Midsummer Studios is shutting down before releasing a first game. PC Gamer reported on February 19, 2026 that Jake Solomon, best known as one of the defining creative leaders behind modern XCOM at Firaxis, announced the studio's closure while also revealing an early look at its canceled project, a life sim called Burbank.

What makes the announcement unusual is how candid Solomon was about the reason. As summarized by PC Gamer, he said there is no game coming from Midsummer and framed the decision around player time rather than simple production delay. His argument was that people have a finite amount of time and a studio only earns that time if it can make something audiences are genuinely excited to play.

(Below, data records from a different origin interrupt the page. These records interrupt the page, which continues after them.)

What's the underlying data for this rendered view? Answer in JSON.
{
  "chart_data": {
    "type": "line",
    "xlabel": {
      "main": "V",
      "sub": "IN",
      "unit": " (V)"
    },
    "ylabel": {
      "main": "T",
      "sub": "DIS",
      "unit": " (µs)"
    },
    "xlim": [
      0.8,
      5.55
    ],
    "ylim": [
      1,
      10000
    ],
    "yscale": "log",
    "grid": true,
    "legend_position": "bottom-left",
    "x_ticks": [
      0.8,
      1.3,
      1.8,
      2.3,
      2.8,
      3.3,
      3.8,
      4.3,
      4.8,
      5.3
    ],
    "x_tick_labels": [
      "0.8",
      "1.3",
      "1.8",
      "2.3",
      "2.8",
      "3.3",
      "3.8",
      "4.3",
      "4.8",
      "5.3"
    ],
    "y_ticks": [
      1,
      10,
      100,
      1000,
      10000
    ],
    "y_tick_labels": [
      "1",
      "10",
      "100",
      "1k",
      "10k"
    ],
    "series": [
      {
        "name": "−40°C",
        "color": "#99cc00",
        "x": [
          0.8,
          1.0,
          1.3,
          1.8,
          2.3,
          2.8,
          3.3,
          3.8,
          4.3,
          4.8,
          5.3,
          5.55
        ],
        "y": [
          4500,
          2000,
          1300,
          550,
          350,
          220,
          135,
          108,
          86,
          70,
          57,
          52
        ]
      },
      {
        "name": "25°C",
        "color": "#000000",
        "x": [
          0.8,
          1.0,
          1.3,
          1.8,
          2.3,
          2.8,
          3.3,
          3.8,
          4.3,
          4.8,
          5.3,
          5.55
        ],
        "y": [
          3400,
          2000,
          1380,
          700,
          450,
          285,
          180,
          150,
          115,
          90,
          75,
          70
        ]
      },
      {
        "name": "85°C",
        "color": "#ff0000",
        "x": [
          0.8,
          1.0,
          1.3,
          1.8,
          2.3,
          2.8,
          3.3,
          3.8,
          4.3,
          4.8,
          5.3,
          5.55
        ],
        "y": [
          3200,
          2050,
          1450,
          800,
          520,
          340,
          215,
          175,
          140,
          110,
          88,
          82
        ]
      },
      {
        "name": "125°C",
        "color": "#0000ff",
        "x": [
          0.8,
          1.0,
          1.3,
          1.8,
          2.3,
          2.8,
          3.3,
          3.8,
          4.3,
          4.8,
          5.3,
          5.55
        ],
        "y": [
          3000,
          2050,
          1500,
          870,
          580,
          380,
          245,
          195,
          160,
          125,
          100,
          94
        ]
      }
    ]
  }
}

In his view, Midsummer was not going to reach that threshold, and closing the studio was the honest outcome.

The canceled game also matters because it showed how far Solomon had moved from his previous reputation. Instead of another tactics project, Burbank was described as a life sim with dramatic storylines. The material shared alongside the shutdown suggested that Midsummer was trying to build a more character-driven and socially reactive game, which would have made the project a notable change of direction for a designer so closely tied to turn-based strategy.

What the shutdown tells us

  • Midsummer Studios is closing before shipping a debut title.
  • The studio's first project, Burbank, has been canceled.
  • Jake Solomon said the team could not reach a version players would be excited to spend time with.
  • The project was positioned as a life sim rather than a new tactics game.

The closure is a reminder that veteran leadership does not remove market risk. Solomon left Firaxis with one of the strongest reputations in strategy design, and that made Midsummer easy to watch. But the announcement suggests reputation alone is not enough when a new studio is building an original project outside the genre where its founders became famous. If the team decided the concept was not landing, there may have been little value in burning more time and money trying to force it to the finish line.

That makes this less a story about one canceled game and more a story about how hard it remains to start a mid-sized studio in 2026. Even with experienced founders and public curiosity, the bar for launching a new IP is high. Solomon's statement lands because it rejects the usual language of "more time" or "future updates." Instead, Midsummer chose to stop, show what it had been making, and admit that not every potentially interesting game should become a shipped product.